SBD/Issue 21/Facilities & Venues

Poor Showing For NBA Preseason Game In Vegas Raises Questions

Lakers-Kings Game In Las Vegas Draws
Fewer Fans Than Recent NHL Game
Sunday's Lakers-Kings NBA preseason game at the 18,776-seat Thomas & Mack Center in Las Vegas drew an announced crowd of 11,090, which is "not that good," according to Ron Kantowski of the LAS VEGAS SUN. The September 27 Avalanche-Kings NHL preseason game at the 17,157-seat MGM Grand Garden Arena in Las Vegas, which took place on a Saturday night opposite a Nevada-UNLV college football game at Sam Boyd Stadium, drew an announced crowd of 12,013 fans. Kantowski: "Make of those numbers what you will. But also know that a crowd of 11,090 is not going to cut it in the NBA" (, 10/13).

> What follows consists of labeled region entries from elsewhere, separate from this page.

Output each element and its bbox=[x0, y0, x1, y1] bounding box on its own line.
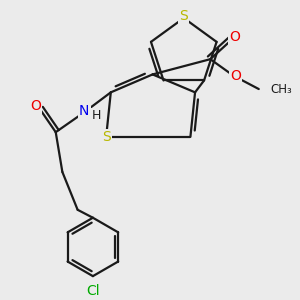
Text: CH₃: CH₃ bbox=[271, 82, 292, 95]
Text: O: O bbox=[230, 69, 241, 83]
Text: N: N bbox=[79, 104, 89, 118]
Text: Cl: Cl bbox=[86, 284, 100, 298]
Text: S: S bbox=[102, 130, 110, 144]
Text: O: O bbox=[30, 99, 41, 112]
Text: S: S bbox=[179, 9, 188, 23]
Text: H: H bbox=[92, 109, 101, 122]
Text: O: O bbox=[230, 30, 240, 44]
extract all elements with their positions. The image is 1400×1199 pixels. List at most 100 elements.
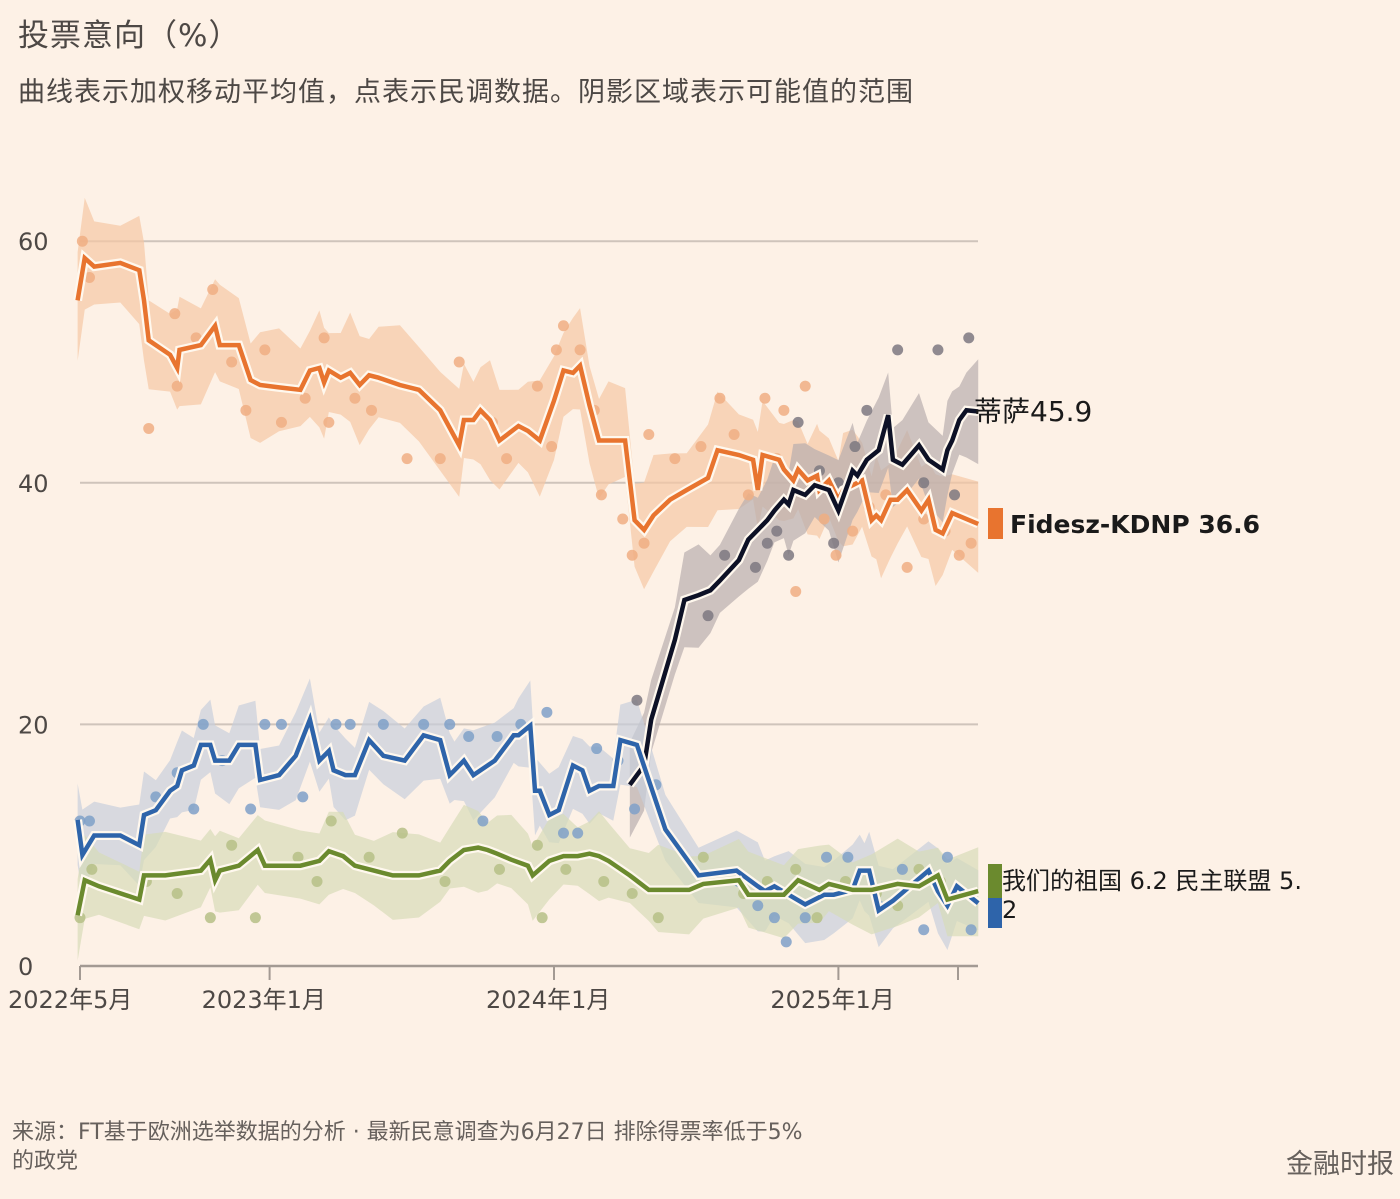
y-tick-label: 60 xyxy=(18,228,49,256)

SPRINTING AHEAD: In K.C., Jason Whitlock wrote under the header, "NBA Could Work Here If Given A Chance." K.C. has a "thirst for sporting entertainment," and the Sprint Center is a "sparkling success, the equal" of the adjacent Power & Light District developed by Baltimore-based developer Cordish Co. Friday's Trail Blazers-Hawks NBA preseason game at the Sprint Center featured a "few $10 tickets in the upper reaches of the arena, but most people paid between" $50-90 for the game. Sprint Center Dir of Communications & Marketing Shani Tate Ross: "We priced the game at NBA prices. We want people to get used to paying NBA/NHL prices." Whitlock: "I realize it was just a one-time affair, but I'm surprised Kansas Citians were willing to step out and pay [Chiefs President & GM] Carl Peterson prices for a nonfootball event, particularly in this brutal economic environment." Meanwhile, Whitlock wrote Cordish Co. Chair David Cordish, who has been critical of the Sprint Center's lack of a major tenant, "might want to keep his fingers away from his laptop for the next year or two," as his comments have done a "great deal of damage to the area" (K.C. STAR, 10/11).